Ces considérations s’étendent bien entendu aux Grecs que je ne songerais pas, en temps ordinaire, à priver de leurs droits politiques. C’est donc avec une fort démocratique indifférence que je saute les nouvelles consacrées aux élections grecques dans les journaux que je lis ou que je zappe lorsque, entre un reportage sur la canicule et l’interview d’une mère fière du CEB de son fils, le journal télévisé diffuse incongrûment des images d’une joute politique hellénique.
Mais, autant je suis prêt à reconnaître que les Grecs peuvent bien faire ce qu’ils veulent chez eux, autant je pense que, lorsque des principes supérieurs sont en jeu, lorsqu’il en va d’un des piliers de nos systèmes sociaux, lorsqu’il est question de mon argent, il en va autrement.
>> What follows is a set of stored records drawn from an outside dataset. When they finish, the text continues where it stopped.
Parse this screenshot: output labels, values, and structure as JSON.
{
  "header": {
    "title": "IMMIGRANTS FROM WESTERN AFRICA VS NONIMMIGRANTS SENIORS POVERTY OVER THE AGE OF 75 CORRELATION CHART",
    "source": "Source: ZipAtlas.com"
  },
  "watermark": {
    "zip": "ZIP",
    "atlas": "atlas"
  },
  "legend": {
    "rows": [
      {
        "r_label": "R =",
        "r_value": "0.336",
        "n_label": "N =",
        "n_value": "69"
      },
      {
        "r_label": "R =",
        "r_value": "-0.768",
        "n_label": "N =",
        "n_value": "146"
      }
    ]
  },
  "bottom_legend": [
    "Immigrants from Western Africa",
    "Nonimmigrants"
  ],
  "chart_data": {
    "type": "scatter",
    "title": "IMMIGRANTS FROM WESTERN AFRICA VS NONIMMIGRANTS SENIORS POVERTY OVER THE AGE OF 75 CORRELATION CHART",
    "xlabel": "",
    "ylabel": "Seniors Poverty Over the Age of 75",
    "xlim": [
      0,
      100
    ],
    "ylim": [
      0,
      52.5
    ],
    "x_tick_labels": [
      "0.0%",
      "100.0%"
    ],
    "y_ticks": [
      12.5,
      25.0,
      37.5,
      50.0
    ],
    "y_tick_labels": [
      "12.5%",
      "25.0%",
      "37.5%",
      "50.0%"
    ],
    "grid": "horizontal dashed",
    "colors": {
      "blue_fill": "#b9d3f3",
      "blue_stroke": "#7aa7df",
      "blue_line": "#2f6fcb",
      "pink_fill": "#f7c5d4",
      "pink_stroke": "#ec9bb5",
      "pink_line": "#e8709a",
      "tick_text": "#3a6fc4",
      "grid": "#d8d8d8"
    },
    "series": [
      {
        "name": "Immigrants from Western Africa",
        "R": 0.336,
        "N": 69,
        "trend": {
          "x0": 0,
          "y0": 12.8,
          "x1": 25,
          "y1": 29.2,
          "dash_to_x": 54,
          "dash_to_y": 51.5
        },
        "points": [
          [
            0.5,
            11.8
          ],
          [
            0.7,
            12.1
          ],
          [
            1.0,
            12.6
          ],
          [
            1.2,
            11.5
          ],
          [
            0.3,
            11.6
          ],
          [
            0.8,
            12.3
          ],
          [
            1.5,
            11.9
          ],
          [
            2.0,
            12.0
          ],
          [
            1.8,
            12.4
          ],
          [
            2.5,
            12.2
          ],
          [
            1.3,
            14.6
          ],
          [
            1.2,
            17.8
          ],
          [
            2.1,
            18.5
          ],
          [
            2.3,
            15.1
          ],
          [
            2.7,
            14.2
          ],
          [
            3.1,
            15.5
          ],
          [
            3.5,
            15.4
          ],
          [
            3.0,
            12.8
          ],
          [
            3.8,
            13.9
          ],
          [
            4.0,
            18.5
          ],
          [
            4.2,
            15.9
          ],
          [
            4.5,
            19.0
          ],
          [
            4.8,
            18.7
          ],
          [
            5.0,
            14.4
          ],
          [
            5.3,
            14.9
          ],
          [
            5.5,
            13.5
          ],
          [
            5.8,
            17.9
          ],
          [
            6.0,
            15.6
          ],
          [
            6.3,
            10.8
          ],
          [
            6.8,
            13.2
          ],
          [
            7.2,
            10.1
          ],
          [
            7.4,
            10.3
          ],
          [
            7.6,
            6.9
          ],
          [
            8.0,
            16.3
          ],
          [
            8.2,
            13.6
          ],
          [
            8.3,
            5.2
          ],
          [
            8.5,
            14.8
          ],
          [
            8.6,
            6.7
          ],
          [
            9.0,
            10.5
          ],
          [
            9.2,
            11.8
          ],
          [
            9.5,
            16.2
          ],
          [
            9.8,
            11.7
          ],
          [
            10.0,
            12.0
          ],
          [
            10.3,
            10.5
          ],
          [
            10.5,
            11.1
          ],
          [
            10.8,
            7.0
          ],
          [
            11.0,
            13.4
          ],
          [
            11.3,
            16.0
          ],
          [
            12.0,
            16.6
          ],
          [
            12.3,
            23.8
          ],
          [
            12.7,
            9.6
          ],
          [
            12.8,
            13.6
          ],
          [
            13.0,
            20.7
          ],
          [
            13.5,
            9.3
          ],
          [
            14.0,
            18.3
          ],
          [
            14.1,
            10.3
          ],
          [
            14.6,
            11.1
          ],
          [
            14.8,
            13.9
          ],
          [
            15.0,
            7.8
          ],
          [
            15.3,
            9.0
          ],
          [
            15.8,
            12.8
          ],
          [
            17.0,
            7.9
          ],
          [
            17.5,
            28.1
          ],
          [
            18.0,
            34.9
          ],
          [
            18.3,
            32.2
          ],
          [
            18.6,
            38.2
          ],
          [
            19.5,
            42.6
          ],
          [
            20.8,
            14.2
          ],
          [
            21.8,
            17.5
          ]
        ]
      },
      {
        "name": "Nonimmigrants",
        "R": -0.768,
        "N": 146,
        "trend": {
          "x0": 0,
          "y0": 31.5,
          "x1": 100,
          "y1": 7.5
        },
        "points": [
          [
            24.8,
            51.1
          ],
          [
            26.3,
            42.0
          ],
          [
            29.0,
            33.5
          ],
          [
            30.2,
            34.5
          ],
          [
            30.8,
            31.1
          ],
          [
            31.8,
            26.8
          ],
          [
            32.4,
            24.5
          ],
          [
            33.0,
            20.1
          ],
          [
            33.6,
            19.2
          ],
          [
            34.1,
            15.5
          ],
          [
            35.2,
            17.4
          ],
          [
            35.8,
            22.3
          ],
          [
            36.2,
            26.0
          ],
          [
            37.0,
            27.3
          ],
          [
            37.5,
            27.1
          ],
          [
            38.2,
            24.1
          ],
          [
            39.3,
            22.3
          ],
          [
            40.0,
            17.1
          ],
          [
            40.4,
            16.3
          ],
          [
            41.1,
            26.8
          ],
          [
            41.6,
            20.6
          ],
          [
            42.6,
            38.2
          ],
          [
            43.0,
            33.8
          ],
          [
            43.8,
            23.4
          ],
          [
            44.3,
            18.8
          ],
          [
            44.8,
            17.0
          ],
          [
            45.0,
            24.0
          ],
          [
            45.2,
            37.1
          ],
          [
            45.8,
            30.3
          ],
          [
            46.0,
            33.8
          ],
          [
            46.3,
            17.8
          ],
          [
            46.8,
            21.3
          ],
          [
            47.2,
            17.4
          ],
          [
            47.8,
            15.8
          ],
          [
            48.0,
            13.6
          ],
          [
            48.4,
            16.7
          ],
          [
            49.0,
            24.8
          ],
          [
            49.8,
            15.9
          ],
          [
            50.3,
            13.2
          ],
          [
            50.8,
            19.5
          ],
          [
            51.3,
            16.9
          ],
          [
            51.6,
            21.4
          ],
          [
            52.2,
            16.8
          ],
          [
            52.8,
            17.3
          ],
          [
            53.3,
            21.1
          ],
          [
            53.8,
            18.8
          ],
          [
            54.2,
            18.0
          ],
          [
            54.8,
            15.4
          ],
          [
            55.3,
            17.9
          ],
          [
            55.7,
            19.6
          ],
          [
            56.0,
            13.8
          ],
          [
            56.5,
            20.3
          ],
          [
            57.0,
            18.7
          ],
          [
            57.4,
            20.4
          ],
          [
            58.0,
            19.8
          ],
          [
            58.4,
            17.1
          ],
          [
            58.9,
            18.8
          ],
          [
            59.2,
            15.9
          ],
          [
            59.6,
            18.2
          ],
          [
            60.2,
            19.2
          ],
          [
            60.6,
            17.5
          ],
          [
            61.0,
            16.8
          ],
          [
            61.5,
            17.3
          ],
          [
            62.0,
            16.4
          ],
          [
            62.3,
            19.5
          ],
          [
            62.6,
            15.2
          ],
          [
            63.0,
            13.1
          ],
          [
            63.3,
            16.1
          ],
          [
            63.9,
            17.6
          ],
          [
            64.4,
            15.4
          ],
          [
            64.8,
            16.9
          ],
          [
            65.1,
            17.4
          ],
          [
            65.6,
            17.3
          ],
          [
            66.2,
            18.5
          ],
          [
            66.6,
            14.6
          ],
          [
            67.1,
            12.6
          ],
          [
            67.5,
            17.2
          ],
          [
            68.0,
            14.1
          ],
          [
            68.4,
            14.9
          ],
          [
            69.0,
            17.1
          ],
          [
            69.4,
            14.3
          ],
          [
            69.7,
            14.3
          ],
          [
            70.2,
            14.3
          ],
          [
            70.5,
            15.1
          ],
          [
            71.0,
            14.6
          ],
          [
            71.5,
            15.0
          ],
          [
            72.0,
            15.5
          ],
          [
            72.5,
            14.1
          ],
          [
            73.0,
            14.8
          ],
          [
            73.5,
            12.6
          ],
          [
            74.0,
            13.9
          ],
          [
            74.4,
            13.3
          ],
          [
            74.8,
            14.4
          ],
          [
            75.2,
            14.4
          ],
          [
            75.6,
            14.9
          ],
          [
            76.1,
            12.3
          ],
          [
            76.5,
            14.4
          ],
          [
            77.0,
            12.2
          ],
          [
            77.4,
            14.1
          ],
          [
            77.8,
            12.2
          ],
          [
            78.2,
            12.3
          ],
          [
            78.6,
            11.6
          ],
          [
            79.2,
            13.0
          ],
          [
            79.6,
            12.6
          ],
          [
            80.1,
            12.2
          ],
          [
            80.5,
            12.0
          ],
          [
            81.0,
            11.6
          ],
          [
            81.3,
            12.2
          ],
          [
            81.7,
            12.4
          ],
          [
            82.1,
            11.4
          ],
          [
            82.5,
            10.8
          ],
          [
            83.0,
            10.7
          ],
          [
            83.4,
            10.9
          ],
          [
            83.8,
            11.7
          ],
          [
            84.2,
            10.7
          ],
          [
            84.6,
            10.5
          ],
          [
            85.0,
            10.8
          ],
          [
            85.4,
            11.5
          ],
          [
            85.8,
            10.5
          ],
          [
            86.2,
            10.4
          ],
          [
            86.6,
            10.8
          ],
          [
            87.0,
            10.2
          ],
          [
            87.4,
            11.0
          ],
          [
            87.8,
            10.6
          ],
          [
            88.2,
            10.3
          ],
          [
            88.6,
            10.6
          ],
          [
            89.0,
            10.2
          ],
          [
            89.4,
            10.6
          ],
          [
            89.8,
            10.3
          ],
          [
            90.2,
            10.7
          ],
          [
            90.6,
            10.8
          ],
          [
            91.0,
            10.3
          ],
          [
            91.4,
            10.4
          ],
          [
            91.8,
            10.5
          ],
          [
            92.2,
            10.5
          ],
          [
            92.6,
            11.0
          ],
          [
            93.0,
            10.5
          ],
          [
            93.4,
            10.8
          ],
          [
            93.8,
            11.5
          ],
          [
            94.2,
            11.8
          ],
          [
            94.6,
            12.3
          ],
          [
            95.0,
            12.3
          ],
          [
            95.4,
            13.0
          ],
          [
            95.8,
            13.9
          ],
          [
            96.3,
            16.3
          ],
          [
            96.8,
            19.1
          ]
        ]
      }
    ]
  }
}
La foi due aux actes, le devoir du débiteur de payer sa dette, fût-ce de son sang, l’institution sacrée de l’intérêt annuel, le rite multiséculaire de la saisie, voire de la réduction en esclavage, sont des valeurs supérieures auquel nul ne peut échapper, pas même au nom du moins mauvais des systèmes politiques.
Or, il se fait que j’avais investi auprès de certaines banques mes modestes économies, durement acquises lorsque ma position me permettait encore de faire quelques affaires lucratives. Lesquelles banques, à leur tour, eurent la bonté de prêter mes deniers aux Grecs. Un moment, je cru que tout était perdu et que ces établissements financiers allaient boire le bouillon, et moi avec eux. Il n’en fut rien et les États européen rachetèrent obligeamment les dettes grecques litigieuses, ce qui permit à mes banques de s’en aller prêter mon argent à d’autres États dans le besoin.
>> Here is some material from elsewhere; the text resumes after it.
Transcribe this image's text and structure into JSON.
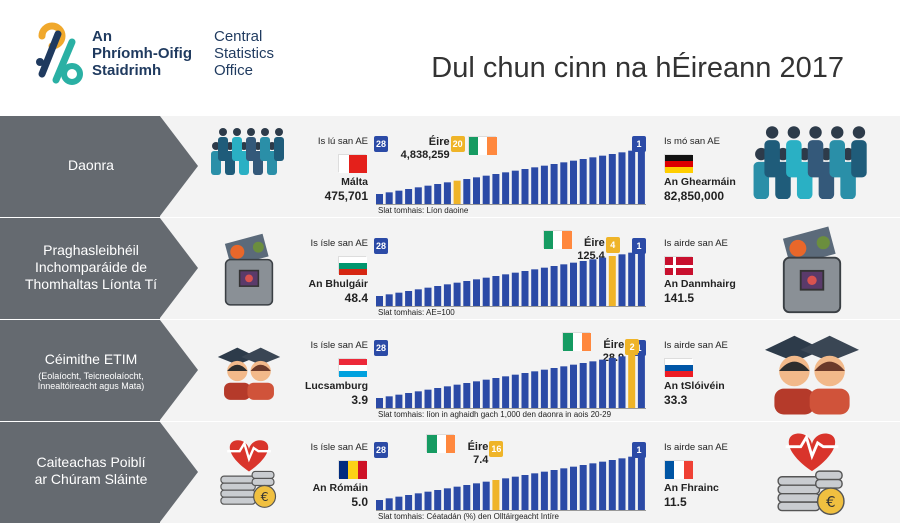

Mais je suis aussi ressortissant d’un pays, lequel est maintenant titulaire de créances. Je ne peux donc me considérer comme entièrement tiré d’affaire. Il n’est dès lors pas question que j’admette que mes représentants acquiescent à un défaut grec. Ce qui est à mon État est à moi et je refuse que le moindre centime m’échappe, fût-ce dans trente ans, lorsque viendra le moment de régler l’ardoise.
Il est du reste parfaitement démocratique que mon gouvernement se plie à ma volonté de membre du peuple souverain et réclame jusqu’au dernier euro. Ce qui arrivera alors aux Grecs m’indiffère : je ne suis pas des leurs et leur démocratie n’est pas la mienne. Si la leur ne me dérangeait pas jusqu’à présent, il est bien clair que je considérerais comme parfaitement antidémocratique que celle-ci s’oppose aux menées de la mienne. Comme l’ont abondamment répété maints hommes politiques impliqués dans le dossier grec : le référendum hellénique est un déni de démocratie en ce qu’il entend nous priver de régenter tout ce qui peut influer sur nos vies. Il relève de ce que devient une démocratie étrangère lorsqu’elle prend des décisions qui ne nous conviennent pas : il est populiste.
Bref, il est des situations dans lesquelles tout se résume à nouveau à un rapport de force. On ne nous laisse pas le choix et il faudra que nous, démocrates, contraignions les populistes Grecs à apurer la totalité de leur dette. Finalement, la question est simple. Elle se résume à savoir si les Grecs tiendront autant à leur démocratie que nous à notre argent.
Qu’ils sachent que nous y tenons beaucoup : nous avons bâti un univers sur lui.